Sieger Köder hat nie viel Aufhebens um sich gemacht, aber er wusste sehr wohl, dass seine Ideen und seine Gestaltungsmöglichkeiten durchaus bedeutend waren. Er hat sich immer gefreut, wenn davon etwas hinausgetragen wurde und bei den Menschen angekommen ist. Er hatte ja als Seelsorger eine relativ einfache Formel: „Ich möchte mit Bildern predigen und ich möchte‘, dass die Leute in den Himmel kommen“ – so hat er einmal gesagt. Und er hoffte, dort einmal alle wiederzusehen.

Köder ist deutschland- und europaweit bekannt geworden, seine wichtigsten Wirkungsstätten sind aber drei Orte auf der Ostalb – Wasseralfingen, Rosenberg und Ellwangen. Als Initiator des Sieger-Köder-Jahres haben Sie die meisten Veranstaltungen dort geplant. Was sind die Highlights des Programms?

Erstes Highlight ist der Eröffnungsgottesdienst mit unserem neuen Bischof am 3. Januar, dem 100. Geburtstag Köders, in Wasseralfingen, seinem Geburtsort. Am selben Tag wird dort auch eine Ausstellung eröffnet. Wir wollen mit den Veranstaltungen seinen Lebensweg nachgehen: Dazu gehört ein Gedenkgottesdienst anlässlich des 10. Todestages am 9. Februar, der dementsprechend in Ellwangen gefeiert wird. In Rosenberg, wo Sieger Köder 20 Jahre Pfarrer war, wird Ende März eine Ausstellung mit Zeichnungen eröffnet und im Sommer wird es ein kleines Fest geben, wo wir viele Freunde erwarten, um uns über Sieger zu unterhalten.

Man kennt Sieger Köder vor allem mit seinen farbenprächtigen Bildern und auch Glasfenstern. Was hat es denn mit den Zeichnungen auf sich, die Sie zeigen wollen?

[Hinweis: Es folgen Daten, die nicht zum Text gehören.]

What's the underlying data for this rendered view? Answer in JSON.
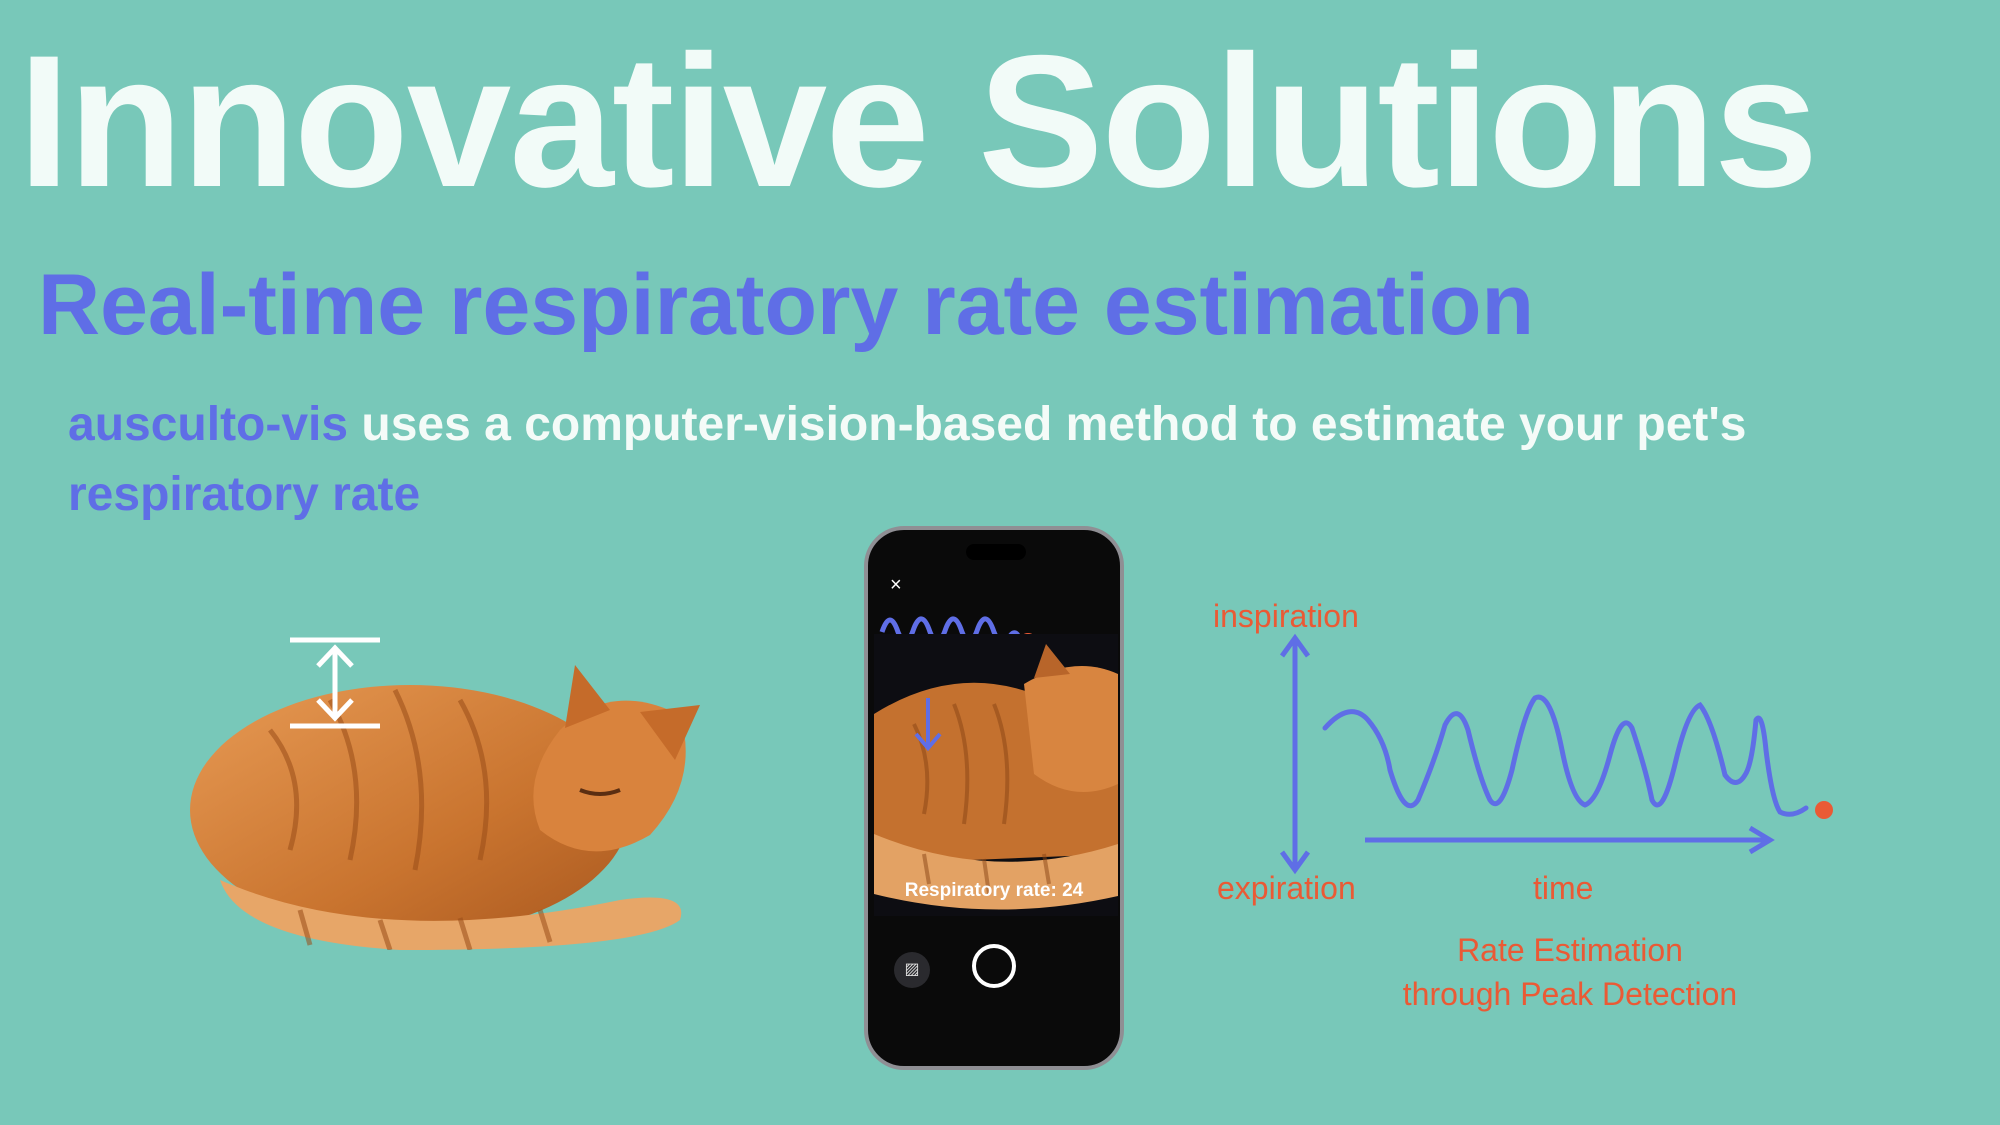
{
  "slide": {
    "title": "Innovative Solutions",
    "subtitle": "Real-time respiratory rate estimation",
    "description": {
      "brand": "ausculto-vis",
      "text": " uses a computer-vision-based method to estimate your pet's ",
      "highlight": "respiratory rate"
    }
  },
  "phone": {
    "close_glyph": "×",
    "rate_label": "Respiratory rate: 24",
    "gallery_glyph": "▨"
  },
  "diagram": {
    "top_label": "inspiration",
    "bottom_label": "expiration",
    "axis_label": "time",
    "caption_line1": "Rate Estimation",
    "caption_line2": "through Peak Detection"
  },
  "colors": {
    "background": "#78c8b9",
    "accent_blue": "#5f6ee6",
    "accent_orange": "#ea5a35",
    "title_white": "#f2fbf8"
  },
  "icons": [
    "close-icon",
    "gallery-icon",
    "shutter-button",
    "up-down-arrow-icon",
    "down-arrow-icon",
    "peak-dot-icon"
  ]
}
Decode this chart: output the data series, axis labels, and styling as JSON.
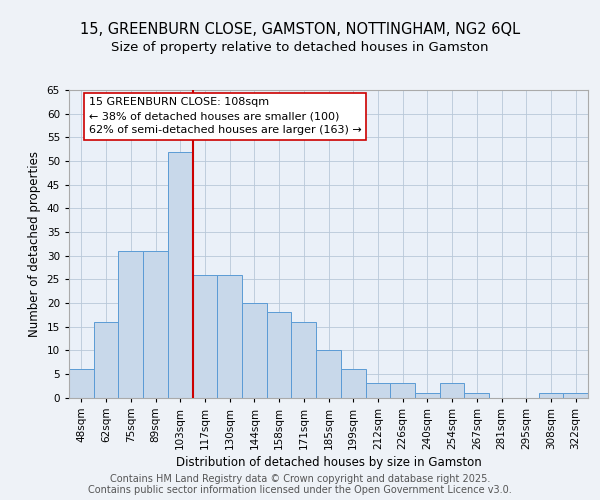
{
  "title": "15, GREENBURN CLOSE, GAMSTON, NOTTINGHAM, NG2 6QL",
  "subtitle": "Size of property relative to detached houses in Gamston",
  "xlabel": "Distribution of detached houses by size in Gamston",
  "ylabel": "Number of detached properties",
  "bins": [
    "48sqm",
    "62sqm",
    "75sqm",
    "89sqm",
    "103sqm",
    "117sqm",
    "130sqm",
    "144sqm",
    "158sqm",
    "171sqm",
    "185sqm",
    "199sqm",
    "212sqm",
    "226sqm",
    "240sqm",
    "254sqm",
    "267sqm",
    "281sqm",
    "295sqm",
    "308sqm",
    "322sqm"
  ],
  "values": [
    6,
    16,
    31,
    31,
    52,
    26,
    26,
    20,
    18,
    16,
    10,
    6,
    3,
    3,
    1,
    3,
    1,
    0,
    0,
    1,
    1
  ],
  "bar_color": "#c8d8ea",
  "bar_edge_color": "#5b9bd5",
  "vline_x_index": 4.5,
  "vline_color": "#cc0000",
  "annotation_text": "15 GREENBURN CLOSE: 108sqm\n← 38% of detached houses are smaller (100)\n62% of semi-detached houses are larger (163) →",
  "annotation_box_edge": "#cc0000",
  "ylim": [
    0,
    65
  ],
  "yticks": [
    0,
    5,
    10,
    15,
    20,
    25,
    30,
    35,
    40,
    45,
    50,
    55,
    60,
    65
  ],
  "footer1": "Contains HM Land Registry data © Crown copyright and database right 2025.",
  "footer2": "Contains public sector information licensed under the Open Government Licence v3.0.",
  "bg_color": "#eef2f7",
  "plot_bg_color": "#eaf0f8",
  "title_fontsize": 10.5,
  "subtitle_fontsize": 9.5,
  "axis_label_fontsize": 8.5,
  "tick_fontsize": 7.5,
  "annotation_fontsize": 8,
  "footer_fontsize": 7
}
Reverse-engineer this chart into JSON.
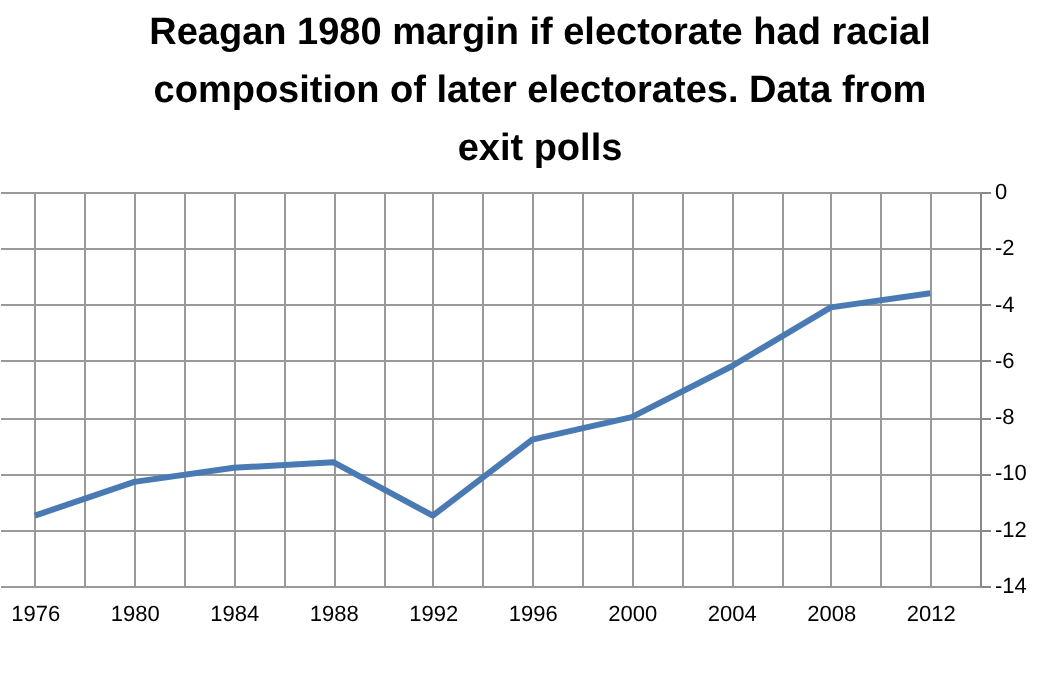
{
  "chart_data": {
    "type": "line",
    "title": "Reagan 1980 margin if electorate had racial composition of later electorates. Data from exit polls",
    "x": [
      1976,
      1980,
      1984,
      1988,
      1992,
      1996,
      2000,
      2004,
      2008,
      2012
    ],
    "series": [
      {
        "color": "#4a7ab4",
        "values": [
          -11.5,
          -10.3,
          -9.8,
          -9.6,
          -11.5,
          -8.8,
          -8,
          -6.2,
          -4.1,
          -3.6
        ]
      }
    ],
    "xlim": [
      1974.6,
      2014
    ],
    "xticks": [
      1976,
      {
        "value": 1978,
        "label": null
      },
      1980,
      {
        "value": 1982,
        "label": null
      },
      1984,
      {
        "value": 1986,
        "label": null
      },
      1988,
      {
        "value": 1990,
        "label": null
      },
      1992,
      {
        "value": 1994,
        "label": null
      },
      1996,
      {
        "value": 1998,
        "label": null
      },
      2000,
      {
        "value": 2002,
        "label": null
      },
      2004,
      {
        "value": 2006,
        "label": null
      },
      2008,
      {
        "value": 2010,
        "label": null
      },
      2012,
      {
        "value": 2014,
        "label": null
      }
    ],
    "ylim": [
      -14,
      0
    ],
    "yticks": [
      -14,
      -12,
      -10,
      -8,
      -6,
      -4,
      -2,
      0
    ],
    "grid": true,
    "marker": "none",
    "line_style": "solid"
  }
}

Köder hat auch ein großes Talent für Zeichnungen gehabt, und für Karikaturen. Wir haben in seinem Nachlass, der ja hier in Rosenberg aufgearbeitet wird, bis jetzt etwa 700 Zeichnungen entdeckt, die nach und nach digitalisiert und verschlagwortet werden, um sie der Öffentlichkeit zugänglich zu machen. Oft ist das nur eine Skizze auf einem Papiertischtuch, aber es gibt auch bis zur Druckreife gefertigte Zeichnungen. Auf jeden Fall ist das eine neue Seite von Sieger Köder, die wir in der Ausstellung zeigen, eine eher humorige Seite, weil man ja über Karikaturen auch lachen darf.

Worum geht es da?

Als Karikaturist vermochte er Themen und Sachverhalte, die man in Worten schwer fassen kann, zeichnerisch zu bearbeiten. Ein Beispiel: In seinem Nachlass fanden wir eine Mitschrift aus einer Kirchengeschichtsvorlesung von Professor Karl August Fink an der Uni Tübingen. Sieger Köder hat nicht nur mitgeschrieben, sondern immer wieder auch gezeichnet. In einer Zeichnung, die prägend ist und mir dieser Tage wieder in den Sinn gekommen ist, geht es um die synodale Kirche: Auf der einen Seite sieht man karikiert den hierarchischen Aufbau der Kirche, auf der anderen Seite einen Kreis, wo alle zusammensitzen.

Synodalität ist ja ein großes Thema unserer Zeit. War Köder ein Visionär?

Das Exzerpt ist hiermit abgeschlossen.